The fundamental values of freedom, equality, solidarity and shared responsibility, which all the world's leaders have just declared essential to international relations in the twenty-first century, demand that the affluent do not leave the less fortunate behind.
It is, therefore, surely reasonable to insist that the industrialized countries come to the Brussels Conference, ready to agree on duty-free and quota-free access for all exports, including manufactured exports, from least developed countries -- and that they commit themselves to starting a genuine "development round" of world trade negotiations without further delay. Need I repeat that, in doing so, they would actually be doing themselves a favour, since current protectionist arrangements cost their peoples many billions of dollars each year, both as consumers and as taxpayers?

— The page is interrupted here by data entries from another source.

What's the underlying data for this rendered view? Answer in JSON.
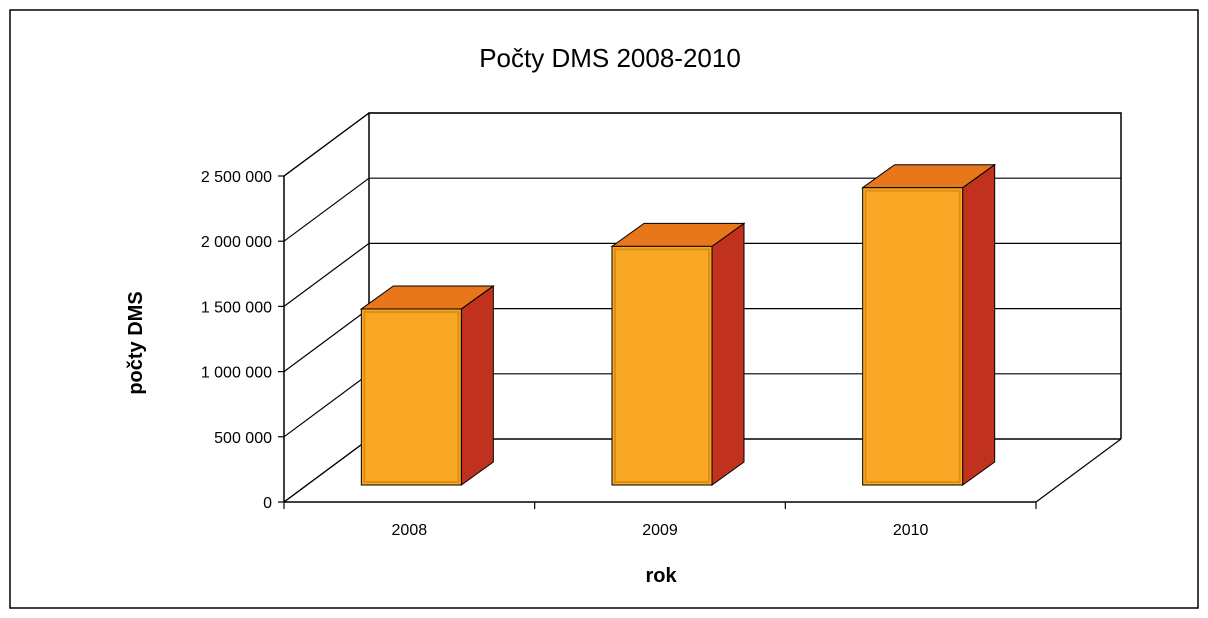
{
  "chart_data": {
    "type": "bar",
    "title": "Počty DMS 2008-2010",
    "xlabel": "rok",
    "ylabel": "počty DMS",
    "categories": [
      "2008",
      "2009",
      "2010"
    ],
    "values": [
      1350000,
      1830000,
      2280000
    ],
    "ylim": [
      0,
      2500000
    ],
    "yticks": [
      {
        "value": 0,
        "label": "0"
      },
      {
        "value": 500000,
        "label": "500 000"
      },
      {
        "value": 1000000,
        "label": "1 000 000"
      },
      {
        "value": 1500000,
        "label": "1 500 000"
      },
      {
        "value": 2000000,
        "label": "2 000 000"
      },
      {
        "value": 2500000,
        "label": "2 500 000"
      }
    ],
    "grid": true,
    "legend": "none",
    "three_d": true,
    "colors": {
      "bar_front": "#F9A825",
      "bar_front_edge": "#E08E10",
      "bar_top": "#E8761A",
      "bar_side": "#C0321E",
      "grid": "#000000",
      "border": "#000000"
    }
  }
}
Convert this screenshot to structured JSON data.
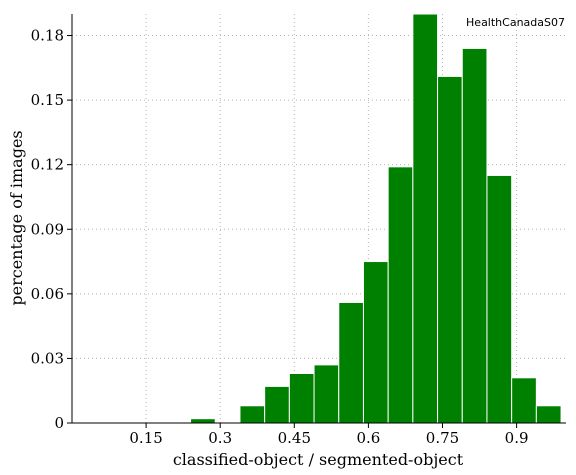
{
  "chart_data": {
    "type": "bar",
    "title": "",
    "xlabel": "classified-object / segmented-object",
    "ylabel": "percentage of images",
    "legend": {
      "text": "HealthCanadaS07",
      "placement": "top-right"
    },
    "bar_color": "#008000",
    "xlim": [
      0.0,
      1.0
    ],
    "ylim": [
      0,
      0.19
    ],
    "x_ticks": [
      {
        "value": 0.15,
        "label": "0.15"
      },
      {
        "value": 0.3,
        "label": "0.3"
      },
      {
        "value": 0.45,
        "label": "0.45"
      },
      {
        "value": 0.6,
        "label": "0.6"
      },
      {
        "value": 0.75,
        "label": "0.75"
      },
      {
        "value": 0.9,
        "label": "0.9"
      }
    ],
    "y_ticks": [
      {
        "value": 0,
        "label": "0"
      },
      {
        "value": 0.03,
        "label": "0.03"
      },
      {
        "value": 0.06,
        "label": "0.06"
      },
      {
        "value": 0.09,
        "label": "0.09"
      },
      {
        "value": 0.12,
        "label": "0.12"
      },
      {
        "value": 0.15,
        "label": "0.15"
      },
      {
        "value": 0.18,
        "label": "0.18"
      }
    ],
    "grid": true,
    "bins": [
      {
        "x0": 0.24,
        "x1": 0.29,
        "value": 0.002
      },
      {
        "x0": 0.34,
        "x1": 0.39,
        "value": 0.008
      },
      {
        "x0": 0.39,
        "x1": 0.44,
        "value": 0.017
      },
      {
        "x0": 0.44,
        "x1": 0.49,
        "value": 0.023
      },
      {
        "x0": 0.49,
        "x1": 0.54,
        "value": 0.027
      },
      {
        "x0": 0.54,
        "x1": 0.59,
        "value": 0.056
      },
      {
        "x0": 0.59,
        "x1": 0.64,
        "value": 0.075
      },
      {
        "x0": 0.64,
        "x1": 0.69,
        "value": 0.119
      },
      {
        "x0": 0.69,
        "x1": 0.74,
        "value": 0.19
      },
      {
        "x0": 0.74,
        "x1": 0.79,
        "value": 0.161
      },
      {
        "x0": 0.79,
        "x1": 0.84,
        "value": 0.174
      },
      {
        "x0": 0.84,
        "x1": 0.89,
        "value": 0.115
      },
      {
        "x0": 0.89,
        "x1": 0.94,
        "value": 0.021
      },
      {
        "x0": 0.94,
        "x1": 0.99,
        "value": 0.008
      }
    ]
  }
}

The least developed countries also need help in positioning themselves to make best use of the opportunities that trade can bring them. That is the purpose of the "integrated framework" on which the United Nations Development Programme (UNDP) and the United Nations Trade Conference on Trade and Development (UNCTAD) have been working, together with the World Bank, the World Trade Organization and other agencies. Ensuring that that framework really delivers what it promises must be an important item on the Brussels agenda.
It is not only reasonable but essential to insist that, by the time of the Brussels Conference, the rich countries implement the enhanced programme of debt relief for heavily indebted poor countries. More than that, they should agree to cancel all official debts -- bilateral and multilateral -- of poor countries that make demonstrable commitments to reduce poverty among their people. And I hope they will also agree to accept a more equitable process for arbitrating or mediating in disputes between creditors and sovereign debtors.

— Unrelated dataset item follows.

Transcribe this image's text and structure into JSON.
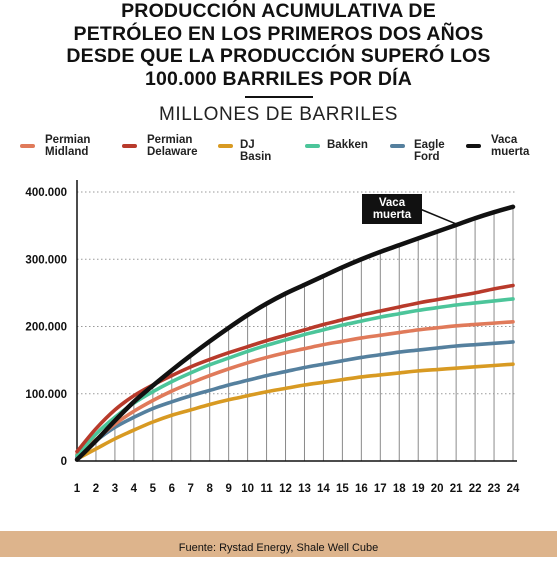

But let us not forget the third panel of the triptych: financial flows. While asking industrialized countries to encourage and promote private flows and foreign direct investment in least developed countries, we must also persuade them to take more seriously the targets for official development assistance to which they committed themselves long ago. In this respect, the pledge given by the Irish Prime Minister at the Millennium Summit was very encouraging. How excellent it would be if a whole series of ministers from industrialized countries came to Brussels ready to make similar commitments!
Finally, the conference will have to deal with two great scourges that afflict a significant number of least developed countries, particularly those in sub-Saharan Africa, with consequences going far beyond their national boundaries. I refer, of course, to conflict -- especially internal conflict -- and pandemic disease, especially HIV/AIDS.
Extreme poverty aggravates the impact of both, and they, in turn, make the battle against poverty far harder. It is the classic vicious circle. Every development strategy, national and international, must make it a priority to prevent, contain and reverse the spread of these twin evils. At stake is the very survival of many African societies.
The challenge is enormous. But some least developed countries have succeeded in improving their economic performance -- by embracing democracy, by involving people in decisions that affect their future, and by raising the status of women. I am convinced that all of them can do so if we all pull together -- governments, regional organizations, private corporations and civil society in all its forms. That will be the aim of the United Nations in preparing for the Conference, and in helping the least developed countries to do so.
I am impressed by the preparatory work done so far, especially at the first session of the Preparatory Committee, which augurs well for Brussels. Let me assure you that the Secretariat will spare no effort to give you the support you need.